A partir da segunda metade deste século, ganhou maior difusão na clínica. Entre os 673 pacientes consecutivos com IC congestiva estudados no período de 1982 a 1991, no Johns Hopkins Hospital, a causa mais freqüente foi a cardiomiopatia dilatada com 46,5%, estando o álcool presente em 23 (3,4%) pacientes, em indivíduos que consumiam mais do que 224g/dia de etanol, por mais de seis meses ou em tratamento do alcoolismo.

O elemento de maior significado no tratamento da cardiomiopatia alcoólica (CMA) é a abstinência, que deve ser perseguida em qualquer fase da agressão. Alguns autores pregam a proibição total do consumo de álcool, não se admitindo sequer o seu uso social, pois deprime ainda mais o miocárdio, precipitando arritmias.

Recentemente, publicação do Serviço de Saúde Pública dos Estados Unidos da América aconselha desencorajar o seu consumo, sendo que naqueles onde for impossível alcançar a abstinência ou naqueles com pequeno grau de disfunção miocárdica, permitir o uso de dose única diária (<28g de etanol/dia).

Assim, os autores deste estudo resolveram avaliar o significado da abstinência na evolução da CMA, em portadores de disfunção miocárdica de grau moderado, que aceitaram participar espontaneamente de protocolo, onde a meta a ser alcançada era a retirada total do álcool, com terapia de apoio psicoterápico.

Métodos

Foram avaliados, por estudo observacional prospectivo, 20 pacientes com CMA, que apresentavam disfunção ventricular de grau moderado, encontrando-se em tratamento ambulatorial, e que concordaram (consentimento escrito), após conhecer a proposta do estudo, em iniciar terapia de apoio psicológico regular, por período de 12 meses, visando se livrarem do vício do consumo excessivo do álcool, com o objetivo de verificar o papel da abstinência alcoólica na melhora, manutenção ou agravamento da disfunção miocárdica.

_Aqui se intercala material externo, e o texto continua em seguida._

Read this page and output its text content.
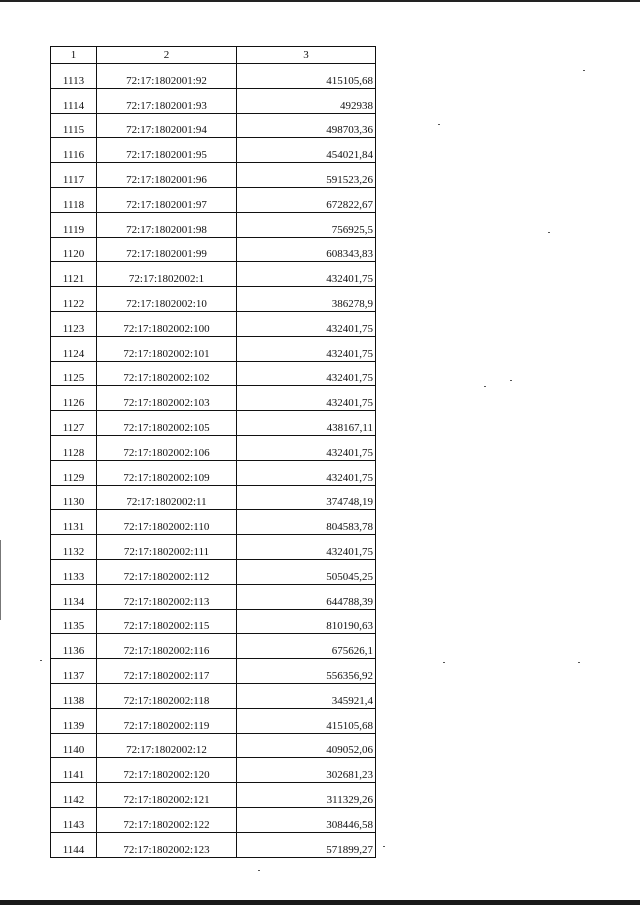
1	2	3
1113	72:17:1802001:92	415105,68
1114	72:17:1802001:93	492938
1115	72:17:1802001:94	498703,36
1116	72:17:1802001:95	454021,84
1117	72:17:1802001:96	591523,26
1118	72:17:1802001:97	672822,67
1119	72:17:1802001:98	756925,5
1120	72:17:1802001:99	608343,83
1121	72:17:1802002:1	432401,75
1122	72:17:1802002:10	386278,9
1123	72:17:1802002:100	432401,75
1124	72:17:1802002:101	432401,75
1125	72:17:1802002:102	432401,75
1126	72:17:1802002:103	432401,75
1127	72:17:1802002:105	438167,11
1128	72:17:1802002:106	432401,75
1129	72:17:1802002:109	432401,75
1130	72:17:1802002:11	374748,19
1131	72:17:1802002:110	804583,78
1132	72:17:1802002:111	432401,75
1133	72:17:1802002:112	505045,25
1134	72:17:1802002:113	644788,39
1135	72:17:1802002:115	810190,63
1136	72:17:1802002:116	675626,1
1137	72:17:1802002:117	556356,92
1138	72:17:1802002:118	345921,4
1139	72:17:1802002:119	415105,68
1140	72:17:1802002:12	409052,06
1141	72:17:1802002:120	302681,23
1142	72:17:1802002:121	311329,26
1143	72:17:1802002:122	308446,58
1144	72:17:1802002:123	571899,27
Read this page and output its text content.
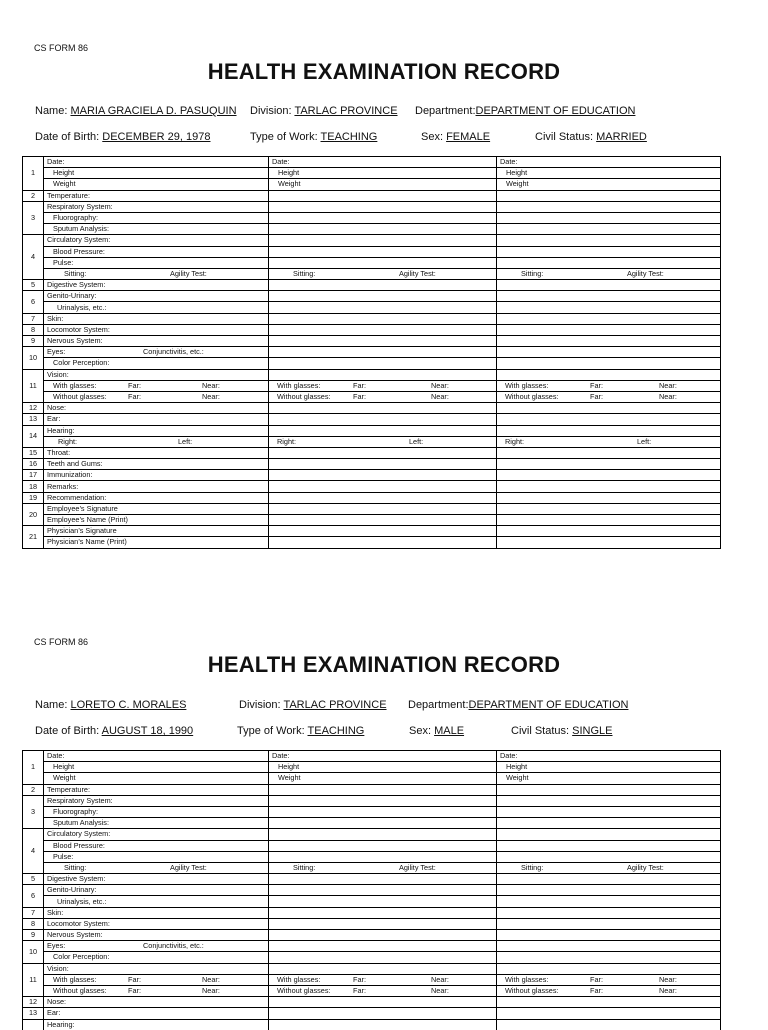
CS FORM 86
HEALTH EXAMINATION RECORD
Name: MARIA GRACIELA D. PASUQUIN Division: TARLAC PROVINCE Department:DEPARTMENT OF EDUCATION
Date of Birth: DECEMBER 29, 1978	Type of Work: TEACHING	Sex: FEMALE	Civil Status: MARRIED
1	Date:	Date:	Date:
	Height	Height	Height
	Weight	Weight	Weight
2	Temperature:		
3	Respiratory System:		
	Fluorography:		
	Sputum Analysis:		
4	Circulatory System:		
	Blood Pressure:		
	Pulse:		

	Sitting: Agility Test:	Sitting: Agility Test:	Sitting: Agility Test:

5	Digestive System:		
6	Genito-Urinary:		
	Urinalysis, etc.:		
7	Skin:		
8	Locomotor System:		
9	Nervous System:		
10	Eyes: Conjunctivitis, etc.:		

	Color Perception:		
11	Vision:		

	With glasses: Far: Near:	With glasses: Far: Near:	With glasses: Far: Near:

	Without glasses: Far: Near:	Without glasses: Far: Near:	Without glasses: Far: Near:

12	Nose:		
13	Ear:		
14	Hearing:		

	Right: Left:	Right: Left:	Right: Left:

15	Throat:		
16	Teeth and Gums:		
17	Immunization:		
18	Remarks:		
19	Recommendation:		
20	Employee’s Signature		
	Employee’s Name (Print)		
21	Physician’s Signature		
	Physician’s Name (Print)		
CS FORM 86
HEALTH EXAMINATION RECORD
Name: LORETO C. MORALES	Division: TARLAC PROVINCE Department:DEPARTMENT OF EDUCATION
Date of Birth: AUGUST 18, 1990	Type of Work: TEACHING	Sex: MALE	Civil Status: SINGLE
1	Date:	Date:	Date:
	Height	Height	Height
	Weight	Weight	Weight
2	Temperature:		
3	Respiratory System:		
	Fluorography:		
	Sputum Analysis:		
4	Circulatory System:		
	Blood Pressure:		
	Pulse:		

	Sitting: Agility Test:	Sitting: Agility Test:	Sitting: Agility Test:

5	Digestive System:		
6	Genito-Urinary:		
	Urinalysis, etc.:		
7	Skin:		
8	Locomotor System:		
9	Nervous System:		
10	Eyes: Conjunctivitis, etc.:		

	Color Perception:		
11	Vision:		

	With glasses: Far: Near:	With glasses: Far: Near:	With glasses: Far: Near:

	Without glasses: Far: Near:	Without glasses: Far: Near:	Without glasses: Far: Near:

12	Nose:		
13	Ear:		
	Hearing:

Foram excluídos do estudo os portadores de hipertensão arterial (complicação freqüente entre os que consomem excesso de álcool), os que apresentavam quadro anterior de angina do peito e passado de infarto do miocárdio, afastando algumas causas que, associadas ao consumo de álcool, poderiam ocasionar agressão miocárdica.

Eram 16 (80%) homens, com idades entre 35 a 56 (x=45) anos, com predomínio de negros (55%), com consumo considerado pesado de álcool e >80g de etanol/dia, segundo os critérios de Burch e Gilles, por período de 51 a 112 (x=85) meses, avaliados segundo a classe funcional (CF) da New York Heart Association, 9 (45%) na CF II e 11 (55%) na CF III, mantidos em seguimento ambulatorial, em uso de terapia anticongestiva com digital, diurético (furosemida ou tiazídico) e inibidor da enzima conversora, otimizados em suas dosagens.

A disfunção ventricular esquerda foi avaliada por meios clínicos, eletrocardiográficos e medidas ecocardiográficas, sendo empregados os diâmetros diastólico do ventrículo esquerdo (DDVE) e sistólico do ventrículo esquerdo (DSVE); a dimensão do átrio esquerdo (AE) e do percentual de encurtamento circunferencial do ventrículo esquerdo (VE) – % ES, comparando-se suas medidas antes e após a introdução do programa de apoio psicológico.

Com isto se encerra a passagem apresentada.